7digital software developer Mia Filisch attended the October 28th Velocity conference in Amsterdam. She was kind enough to share her account of the core takeaways here with us. She found that the core recurring theme around security was enough to inspire some internal knowledge sharing sessions she has already started scheming on. The diversity of insights led to a productive and informative conference. See below for her notes.

 

Key takeaways from specific sessions:

Docker Tutorial (John Willis)

  • If you haven’t worked much with Docker yet, the slides for this tutorial might be useful to you - they are a general walk-through with both explanation of concepts, products, some hints at best practices and practical exercises for consolidation: https://www.dropbox.com/s/ofxgoout0287ca8/Docker_Training%20-%20Base%20Copy.pdf

  • Be aware it’s pretty long (at Velocity the session took 3hs and that was with him actually skipping all the exercises), but it really does cover a lot.

 

Using Docker Safely (Adrian Mouat)

 

Tracking Vulnerabilities In Your Node.js Dependencies (Guy Podjarny & Assaf Hefetz)

 

Managing Secrets At Scale (Alex Schoof)

  • Hugely valuable talk, well worth reviewing. Slides are here.

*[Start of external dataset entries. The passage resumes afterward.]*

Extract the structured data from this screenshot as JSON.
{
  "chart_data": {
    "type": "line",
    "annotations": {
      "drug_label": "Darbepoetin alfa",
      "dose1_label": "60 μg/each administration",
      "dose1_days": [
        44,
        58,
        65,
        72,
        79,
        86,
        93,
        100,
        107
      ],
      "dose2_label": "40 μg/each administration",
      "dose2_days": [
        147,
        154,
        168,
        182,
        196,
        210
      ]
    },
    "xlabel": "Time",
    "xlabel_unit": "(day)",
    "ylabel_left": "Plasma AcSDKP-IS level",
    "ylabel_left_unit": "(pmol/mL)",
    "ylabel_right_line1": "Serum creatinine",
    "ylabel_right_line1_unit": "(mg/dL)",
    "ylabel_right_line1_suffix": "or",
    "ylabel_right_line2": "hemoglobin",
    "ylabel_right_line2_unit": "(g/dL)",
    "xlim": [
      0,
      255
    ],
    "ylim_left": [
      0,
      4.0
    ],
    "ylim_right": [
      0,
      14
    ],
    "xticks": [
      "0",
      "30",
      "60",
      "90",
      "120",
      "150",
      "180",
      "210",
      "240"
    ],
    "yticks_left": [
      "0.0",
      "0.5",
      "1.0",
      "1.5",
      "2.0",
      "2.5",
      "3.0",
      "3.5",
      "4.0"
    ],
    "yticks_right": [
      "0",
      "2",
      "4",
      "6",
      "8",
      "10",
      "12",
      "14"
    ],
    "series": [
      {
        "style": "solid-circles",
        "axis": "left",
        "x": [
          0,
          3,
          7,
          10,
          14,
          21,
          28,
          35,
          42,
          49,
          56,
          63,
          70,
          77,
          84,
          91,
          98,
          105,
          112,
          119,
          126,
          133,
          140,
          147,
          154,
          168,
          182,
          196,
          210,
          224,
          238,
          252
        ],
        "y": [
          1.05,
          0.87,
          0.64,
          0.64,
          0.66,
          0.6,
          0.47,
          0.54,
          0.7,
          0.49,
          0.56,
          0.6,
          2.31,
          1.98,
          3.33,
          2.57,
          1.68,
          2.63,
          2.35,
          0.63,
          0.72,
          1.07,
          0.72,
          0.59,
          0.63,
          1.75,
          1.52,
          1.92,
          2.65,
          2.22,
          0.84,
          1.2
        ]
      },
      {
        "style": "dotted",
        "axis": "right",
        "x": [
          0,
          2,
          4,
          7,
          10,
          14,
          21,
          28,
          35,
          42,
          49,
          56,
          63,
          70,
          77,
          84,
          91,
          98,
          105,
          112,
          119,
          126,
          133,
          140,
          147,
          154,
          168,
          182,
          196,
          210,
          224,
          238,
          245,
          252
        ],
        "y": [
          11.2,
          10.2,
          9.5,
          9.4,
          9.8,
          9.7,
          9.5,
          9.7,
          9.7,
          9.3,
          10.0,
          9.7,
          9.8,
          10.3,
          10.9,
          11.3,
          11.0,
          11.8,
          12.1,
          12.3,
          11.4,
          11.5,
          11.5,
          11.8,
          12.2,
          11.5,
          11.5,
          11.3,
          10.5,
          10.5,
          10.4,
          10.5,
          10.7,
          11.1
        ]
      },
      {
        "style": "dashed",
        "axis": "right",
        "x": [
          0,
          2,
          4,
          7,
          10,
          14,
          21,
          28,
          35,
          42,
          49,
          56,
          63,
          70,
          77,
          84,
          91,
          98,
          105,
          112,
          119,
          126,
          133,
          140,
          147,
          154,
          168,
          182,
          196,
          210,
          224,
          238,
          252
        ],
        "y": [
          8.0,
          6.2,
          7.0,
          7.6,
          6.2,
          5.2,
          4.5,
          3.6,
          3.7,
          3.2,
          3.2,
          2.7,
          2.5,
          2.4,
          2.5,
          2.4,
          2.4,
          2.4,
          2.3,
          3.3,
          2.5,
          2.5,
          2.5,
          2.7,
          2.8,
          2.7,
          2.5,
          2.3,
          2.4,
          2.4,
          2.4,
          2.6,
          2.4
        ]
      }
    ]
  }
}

  • Some key considerations:

    • Secrets are everywhere, whether we think of them or not

    • As an industry, we don’t currently tend to manage secrets very well (even when bearing in mind that security is always about trade-offs)

    • Secret management should be considered tier 0 / core infrastructure (should be highly available, have monitoring, alerting and access control)

  • In light of this, Schoof proposed the following core principles of modern secret management:

    1. The set of actors who can do something should be as small as possible
    2. Secrets need to expire (set up efficient, easy ways to do secret rotation - this shouldn't require a deploy) ((This also implies that secrets shouldn't be in version control))
    3. It should be easier to handle secrets in secure ways than insecure ways
    4. Security of a system is only as strong as its weakest access link
    5. Secrets must be highly available (as they will stop the basic functioning of apps if they aren't)
  • The talk went on to discuss all the various aspects of building a secret management system, which I’ll leave up to you to follow along via the slides, it was quite interesting.

  • Existing services that were discussed and recommended in the talk were: Vault, Keywhiz and CredStash, but all of these solutions are still pretty new, so with any of them there’ll probably still be quite a bit of tweaking required to get a management system in place that works well.

 

Seeing the Invisible: Discovering Operations Expertise (John Allspaw)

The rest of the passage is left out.